Vini Nadia Curto: Barolo autentico tra tradizione e visione moderna
La collection Nadia Curto racconta un Barolo costruito con sensibilità, precisione e una profonda conoscenza dell’Annunziata di La Morra. Qui, nel cuore delle Langhe, la famiglia Curto ha coltivato per decenni quattro ettari di vigna sulla collina dell’Arborina, dando vita a un interprete capace di unire radici contadine, attenzione in vigna e una lettura personale del nebbiolo.
Il risultato è un vino che esprime con chiarezza il territorio di origine: eleganza, finezza aromatica, struttura e una trama tannica che invita all’invecchiamento. La selezione è pensata per chi cerca un Barolo capace di raccontare la collina, il lavoro artigianale e l’identità di un produttore che ha saputo trovare un equilibrio tra impostazione tradizionale e sensibilità modernista.
Il profilo stilistico della cantina
La storia di Nadia Curto nasce dal lavoro di Marco Curto e della moglie Adele, poi proseguito dalla figlia Nadia, che ha scelto di raccogliere l’eredità familiare portandola in una direzione personale. Un riferimento fondamentale è stato lo zio Elio Altare, figura simbolica dei Barolo Boys, da cui Nadia ha appreso un approccio al vino più contemporaneo.

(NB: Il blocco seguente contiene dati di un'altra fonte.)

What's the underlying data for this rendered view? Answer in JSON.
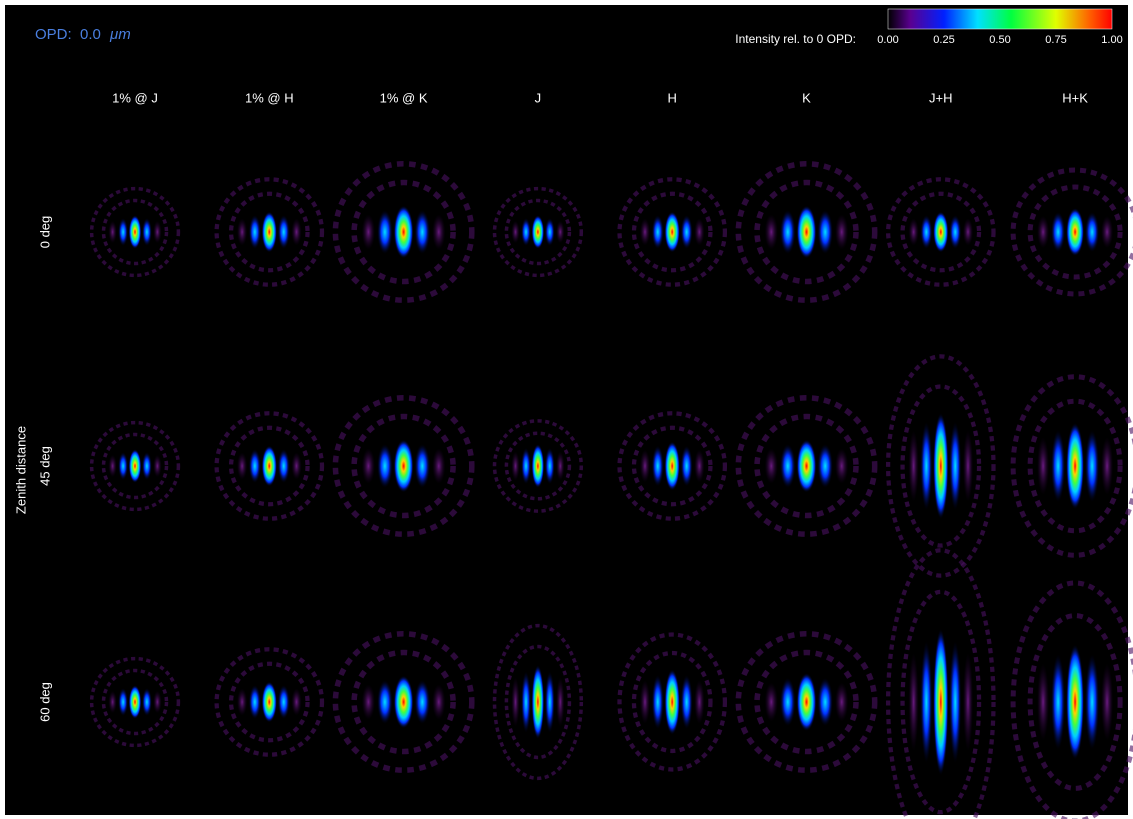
{
  "header": {
    "opd_label": "OPD:",
    "opd_value": "0.0",
    "opd_unit": "μm"
  },
  "colorbar": {
    "title": "Intensity rel. to 0 OPD:",
    "ticks": [
      "0.00",
      "0.25",
      "0.50",
      "0.75",
      "1.00"
    ]
  },
  "columns": [
    "1% @ J",
    "1% @ H",
    "1% @ K",
    "J",
    "H",
    "K",
    "J+H",
    "H+K"
  ],
  "rows": [
    "0 deg",
    "45 deg",
    "60 deg"
  ],
  "row_axis_label": "Zenith distance"
}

Questa doppia influenza si riflette in una visione equilibrata, dove il rispetto della vigna convive con scelte di cantina attente e misurate.

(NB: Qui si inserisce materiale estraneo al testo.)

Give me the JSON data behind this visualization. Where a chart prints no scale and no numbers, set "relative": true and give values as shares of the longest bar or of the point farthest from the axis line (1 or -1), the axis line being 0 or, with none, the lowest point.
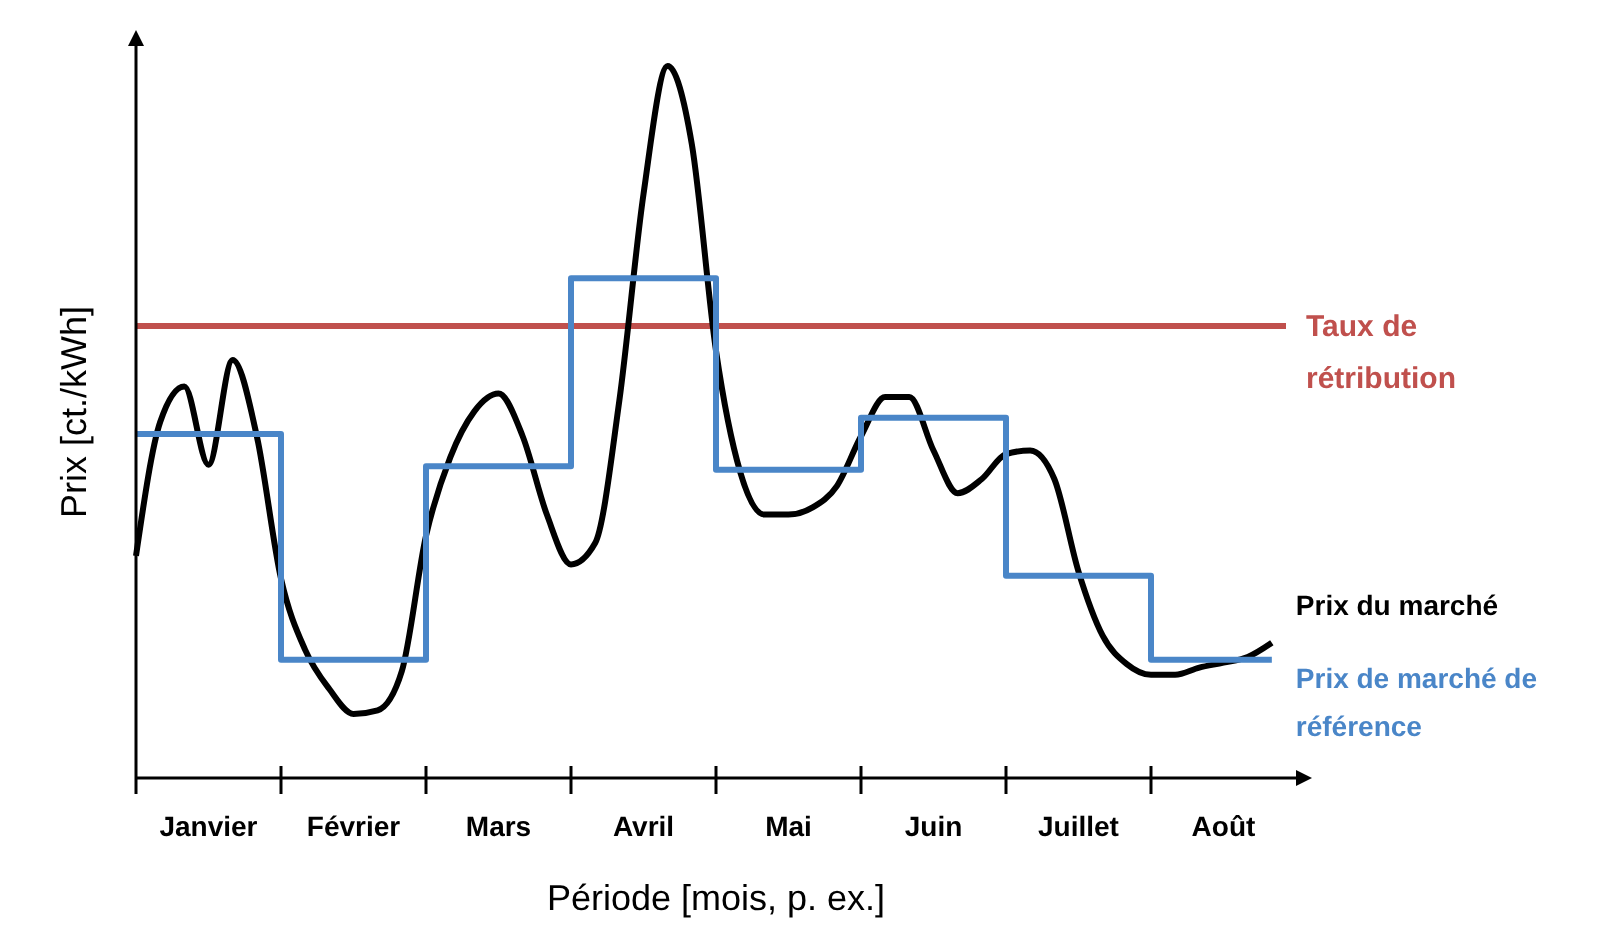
{
  "chart_data": {
    "type": "line",
    "relative": true,
    "xlabel": "Période [mois, p. ex.]",
    "ylabel": "Prix [ct./kWh]",
    "categories": [
      null,
      null,
      null,
      "Janvier",
      null,
      null,
      null,
      null,
      null,
      "Février",
      null,
      null,
      null,
      null,
      null,
      "Mars",
      null,
      null,
      null,
      null,
      null,
      "Avril",
      null,
      null,
      null,
      null,
      null,
      "Mai",
      null,
      null,
      null,
      null,
      null,
      "Juin",
      null,
      null,
      null,
      null,
      null,
      "Juillet",
      null,
      null,
      null,
      null,
      null,
      "Août",
      null,
      null
    ],
    "legend": "right",
    "series": [
      {
        "name": "Prix du marché",
        "color": "#000000",
        "type": "line",
        "values": [
          0.312,
          0.5,
          0.55,
          0.44,
          0.587,
          0.48,
          0.28,
          0.18,
          0.125,
          0.09,
          0.095,
          0.15,
          0.34,
          0.45,
          0.515,
          0.54,
          0.48,
          0.37,
          0.3,
          0.33,
          0.53,
          0.82,
          1.0,
          0.89,
          0.6,
          0.43,
          0.37,
          0.37,
          0.38,
          0.41,
          0.48,
          0.535,
          0.535,
          0.46,
          0.4,
          0.42,
          0.455,
          0.46,
          0.42,
          0.29,
          0.2,
          0.16,
          0.145,
          0.145,
          0.155,
          0.162,
          0.17,
          0.19
        ]
      },
      {
        "name": "Prix de marché de référence",
        "color": "#4a86c8",
        "type": "step",
        "values": [
          0.483,
          0.483,
          0.483,
          0.483,
          0.483,
          0.483,
          0.166,
          0.166,
          0.166,
          0.166,
          0.166,
          0.166,
          0.438,
          0.438,
          0.438,
          0.438,
          0.438,
          0.438,
          0.702,
          0.702,
          0.702,
          0.702,
          0.702,
          0.702,
          0.433,
          0.433,
          0.433,
          0.433,
          0.433,
          0.433,
          0.506,
          0.506,
          0.506,
          0.506,
          0.506,
          0.506,
          0.284,
          0.284,
          0.284,
          0.284,
          0.284,
          0.284,
          0.166,
          0.166,
          0.166,
          0.166,
          0.166,
          0.166
        ]
      }
    ],
    "ref_lines": [
      {
        "axis": "y",
        "value": 0.635,
        "label": "Taux de rétribution",
        "color": "#c0504d"
      }
    ]
  }
}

In vigna viene privilegiato un approccio agricolo biologico, con trappole a feromoni al posto dei pesticidi e concimazioni naturali. In cantina, invece, il lavoro sulle macerazioni e sull’affinamento permette di valorizzare il carattere del nebbiolo dell’Arborina, mantenendo tensione, profondità e definizione aromatica. È un’impostazione che parla sia agli appassionati di Barolo classico sia a chi cerca vini territoriali dall’impronta più dinamica e contemporanea.

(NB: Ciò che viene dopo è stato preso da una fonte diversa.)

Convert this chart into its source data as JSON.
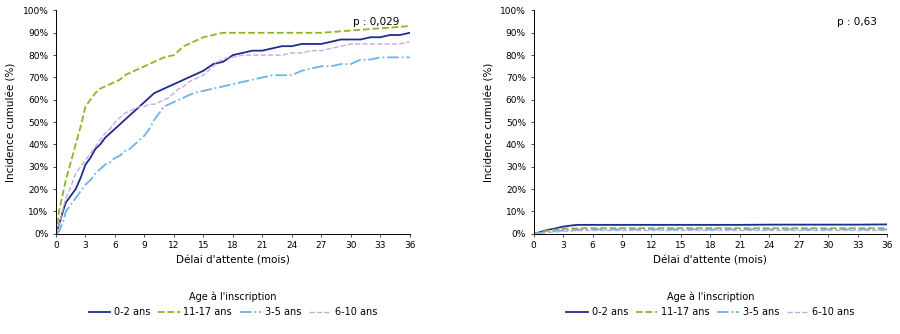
{
  "left_title": "p : 0,029",
  "right_title": "p : 0,63",
  "ylabel": "Incidence cumulée (%)",
  "xlabel": "Délai d'attente (mois)",
  "legend_title": "Age à l'inscription",
  "legend_labels": [
    "0-2 ans",
    "11-17 ans",
    "3-5 ans",
    "6-10 ans"
  ],
  "colors": {
    "0-2 ans": "#1e2d8c",
    "11-17 ans": "#8db526",
    "3-5 ans": "#6ab4e8",
    "6-10 ans": "#c8a8e0"
  },
  "linestyles": {
    "0-2 ans": "solid",
    "11-17 ans": "dashed",
    "3-5 ans": "dashdot",
    "6-10 ans": "dashed"
  },
  "linewidths": {
    "0-2 ans": 1.3,
    "11-17 ans": 1.3,
    "3-5 ans": 1.3,
    "6-10 ans": 1.0
  },
  "left": {
    "0-2 ans": [
      0,
      0,
      0.3,
      4,
      0.7,
      10,
      1,
      14,
      1.5,
      17,
      2,
      20,
      2.5,
      25,
      3,
      31,
      3.5,
      34,
      4,
      38,
      4.5,
      40,
      5,
      43,
      5.5,
      45,
      6,
      47,
      6.5,
      49,
      7,
      51,
      7.5,
      53,
      8,
      55,
      9,
      59,
      9.5,
      61,
      10,
      63,
      10.5,
      64,
      11,
      65,
      12,
      67,
      13,
      69,
      14,
      71,
      15,
      73,
      16,
      76,
      17,
      77,
      18,
      80,
      19,
      81,
      20,
      82,
      21,
      82,
      22,
      83,
      23,
      84,
      24,
      84,
      25,
      85,
      26,
      85,
      27,
      85,
      28,
      86,
      29,
      87,
      30,
      87,
      31,
      87,
      32,
      88,
      33,
      88,
      34,
      89,
      35,
      89,
      36,
      90
    ],
    "11-17 ans": [
      0,
      0,
      0.3,
      10,
      0.7,
      18,
      1,
      24,
      1.5,
      32,
      2,
      40,
      2.5,
      48,
      3,
      57,
      3.5,
      60,
      4,
      63,
      4.5,
      65,
      5,
      66,
      5.5,
      67,
      6,
      68,
      6.5,
      69,
      7,
      71,
      7.5,
      72,
      8,
      73,
      8.5,
      74,
      9,
      75,
      9.5,
      76,
      10,
      77,
      10.5,
      78,
      11,
      79,
      12,
      80,
      13,
      84,
      14,
      86,
      15,
      88,
      16,
      89,
      17,
      90,
      18,
      90,
      19,
      90,
      20,
      90,
      21,
      90,
      24,
      90,
      27,
      90,
      30,
      91,
      33,
      92,
      36,
      93
    ],
    "3-5 ans": [
      0,
      0,
      0.3,
      1,
      0.7,
      5,
      1,
      10,
      1.5,
      13,
      2,
      16,
      2.5,
      19,
      3,
      22,
      3.5,
      24,
      4,
      27,
      4.5,
      29,
      5,
      31,
      5.5,
      32,
      6,
      34,
      6.5,
      35,
      7,
      37,
      7.5,
      38,
      8,
      40,
      8.5,
      42,
      9,
      44,
      9.5,
      47,
      10,
      51,
      10.5,
      54,
      11,
      57,
      11.5,
      58,
      12,
      59,
      12.5,
      60,
      13,
      61,
      13.5,
      62,
      14,
      63,
      15,
      64,
      16,
      65,
      17,
      66,
      18,
      67,
      19,
      68,
      20,
      69,
      21,
      70,
      22,
      71,
      23,
      71,
      24,
      71,
      25,
      73,
      26,
      74,
      27,
      75,
      28,
      75,
      29,
      76,
      30,
      76,
      31,
      78,
      32,
      78,
      33,
      79,
      34,
      79,
      35,
      79,
      36,
      79
    ],
    "6-10 ans": [
      0,
      0,
      0.3,
      4,
      0.7,
      11,
      1,
      16,
      1.5,
      21,
      2,
      27,
      2.5,
      30,
      3,
      33,
      3.5,
      36,
      4,
      39,
      4.5,
      42,
      5,
      45,
      5.5,
      47,
      6,
      50,
      6.5,
      52,
      7,
      54,
      7.5,
      55,
      8,
      56,
      8.5,
      57,
      9,
      57,
      9.5,
      58,
      10,
      58,
      10.5,
      59,
      11,
      60,
      11.5,
      61,
      12,
      63,
      12.5,
      65,
      13,
      66,
      13.5,
      68,
      14,
      69,
      14.5,
      70,
      15,
      71,
      16,
      75,
      16.5,
      77,
      17,
      78,
      17.5,
      79,
      18,
      79,
      19,
      80,
      20,
      80,
      21,
      80,
      22,
      80,
      23,
      80,
      24,
      81,
      25,
      81,
      26,
      82,
      27,
      82,
      28,
      83,
      29,
      84,
      30,
      85,
      31,
      85,
      32,
      85,
      33,
      85,
      34,
      85,
      35,
      85,
      36,
      86
    ]
  },
  "right": {
    "0-2 ans": [
      0,
      0,
      0.3,
      0.3,
      0.7,
      0.8,
      1,
      1.2,
      1.5,
      1.8,
      2,
      2.2,
      2.5,
      2.7,
      3,
      3.2,
      3.5,
      3.5,
      4,
      3.8,
      4.5,
      4.0,
      5,
      4.0,
      6,
      4.0,
      9,
      4.0,
      12,
      4.0,
      15,
      4.0,
      18,
      4.0,
      21,
      4.0,
      24,
      4.1,
      27,
      4.1,
      30,
      4.1,
      33,
      4.1,
      36,
      4.2
    ],
    "11-17 ans": [
      0,
      0,
      0.3,
      0.2,
      0.7,
      0.7,
      1,
      1.0,
      1.5,
      1.5,
      2,
      1.8,
      2.5,
      2.0,
      3,
      2.2,
      3.5,
      2.3,
      4,
      2.4,
      4.5,
      2.4,
      5,
      2.5,
      6,
      2.5,
      9,
      2.5,
      12,
      2.5,
      15,
      2.5,
      18,
      2.5,
      21,
      2.5,
      24,
      2.5,
      27,
      2.5,
      30,
      2.5,
      33,
      2.5,
      36,
      2.5
    ],
    "3-5 ans": [
      0,
      0,
      0.3,
      0.1,
      0.7,
      0.4,
      1,
      0.6,
      1.5,
      0.9,
      2,
      1.1,
      2.5,
      1.3,
      3,
      1.5,
      3.5,
      1.6,
      4,
      1.7,
      4.5,
      1.8,
      5,
      1.9,
      6,
      2.0,
      9,
      2.0,
      12,
      2.0,
      15,
      2.0,
      18,
      2.0,
      21,
      2.0,
      24,
      2.0,
      27,
      2.0,
      30,
      2.0,
      33,
      2.0,
      36,
      2.0
    ],
    "6-10 ans": [
      0,
      0,
      0.3,
      0.1,
      0.7,
      0.2,
      1,
      0.4,
      1.5,
      0.6,
      2,
      0.8,
      2.5,
      0.9,
      3,
      1.1,
      3.5,
      1.2,
      4,
      1.3,
      4.5,
      1.4,
      5,
      1.5,
      6,
      1.5,
      9,
      1.5,
      12,
      1.5,
      15,
      1.5,
      18,
      1.5,
      21,
      1.5,
      24,
      1.5,
      27,
      1.5,
      30,
      1.5,
      33,
      1.5,
      36,
      1.5
    ]
  },
  "xticks": [
    0,
    3,
    6,
    9,
    12,
    15,
    18,
    21,
    24,
    27,
    30,
    33,
    36
  ],
  "left_yticks": [
    0,
    10,
    20,
    30,
    40,
    50,
    60,
    70,
    80,
    90,
    100
  ],
  "right_yticks": [
    0,
    10,
    20,
    30,
    40,
    50,
    60,
    70,
    80,
    90,
    100
  ],
  "ylim_left": [
    0,
    100
  ],
  "ylim_right": [
    0,
    100
  ],
  "fontsize_ticks": 6.5,
  "fontsize_label": 7.5,
  "fontsize_legend": 7,
  "fontsize_pval": 7.5,
  "bg_color": "#ffffff"
}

Perché scegliere un Barolo Nadia Curto
Un vino di Nadia Curto è una scelta ideale per chi desidera un Barolo gastronomico, capace di accompagnare con autorevolezza piatti strutturati e momenti di degustazione importanti. La sua personalità si apprezza soprattutto quando il vino ha il tempo di aprirsi nel bicchiere, rivelando sfumature floreali, note di frutta rossa, spezie e la tipica profondità del nebbiolo di Langa.
- Perfetto per chi ama i Barolo eleganti e territoriali
- Adatto a chi cerca un rosso da affinamento e da meditazione
- Interessante per collezionisti e appassionati di grandi vini piemontesi
Abbinamenti consigliati
Il Barolo Arborina 2019 DOCG Nadia Curto si presta ad abbinamenti con grandi piatti della cucina piemontese e italiana: brasati, arrosti, selvaggina, tajarin con ragù importante e formaggi stagionati. La sua struttura e la sua complessità aromatica lo rendono adatto anche a occasioni speciali, in cui il vino diventa parte centrale dell’esperienza a tavola.
Scoprire la collection Nadia Curto significa entrare in una lettura personale e autentica del Barolo di La Morra, dove territorio, famiglia e tecnica si incontrano in una bottiglia di grande carattere.